Just like Tech Sergeant Mom used to make
In my poking around, I have found an interesting recipe.
My readers who have served in an army may remember chipped beef on toast, also known fondly as "shit on a shingle."
Well, if the Second Armoured Division drops by for dinner, here is a platoon sized recipe for the recipe, which you may find in The Army Cook (published by the U.S. Government Printing Office in 1942).
Beef, Dried, Chipped on Toast
2 pounds fat, butter preferred
1 pound flour
4 13 ounce cans evaporated milk
4 gallons beef stock
7 pounds chipped or sliced dried beef
2 bunches parsley, chopped fine
1/2 ounce pepper
130 slices bread, toasted
Melt fat in pan and add flour. Cook a few minutes to brown flour. Add milk and beef stock, stirring constantly to prevent lumping. Add dried beef and cook five minutes. Add parsley and pepper. Serve hot on toast.

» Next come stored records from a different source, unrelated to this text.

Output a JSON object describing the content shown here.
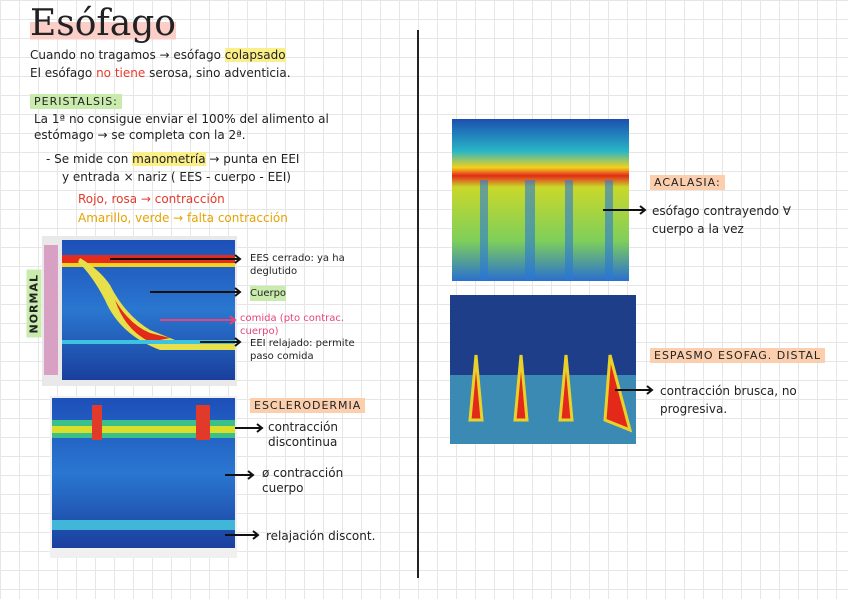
{
  "title": "Esófago",
  "intro": [
    "Cuando no tragamos → esófago",
    "colapsado",
    "El esófago",
    "no tiene",
    "serosa, sino adventicia."
  ],
  "peristalsis": {
    "heading": "PERISTALSIS:",
    "text": [
      "La 1ª no consigue enviar el 100% del alimento al",
      "estómago → se completa con la 2ª."
    ],
    "manometry": [
      "- Se mide con",
      "manometría",
      "→ punta en EEI",
      "y entrada × nariz ( EES - cuerpo - EEI)"
    ],
    "red": "Rojo, rosa → contracción",
    "yellow": "Amarillo, verde → falta contracción"
  },
  "normal": {
    "label": "NORMAL",
    "notes": [
      "EES cerrado: ya ha deglutido",
      "Cuerpo",
      "comida (pto contrac. cuerpo)",
      "EEI relajado: permite paso comida"
    ]
  },
  "sclero": {
    "heading": "ESCLERODERMIA",
    "notes": [
      "contracción discontinua",
      "ø contracción cuerpo",
      "relajación discont."
    ]
  },
  "acalasia": {
    "heading": "ACALASIA:",
    "note": "esófago contrayendo ∀ cuerpo a la vez"
  },
  "espasmo": {
    "heading": "ESPASMO ESOFAG. DISTAL",
    "note": "contracción brusca, no progresiva."
  }
}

I think that this technical manual must have had a lot of recipes for dried food. I have a World War Two-era issue of National Geographic which has an article which explores how the U.S. Army tried to save space on supply ships by drying as much food as possible. Two pictures with the article show a big mountain of food and the car-sized bundle of food parcels that it made once it had been dried and preserved.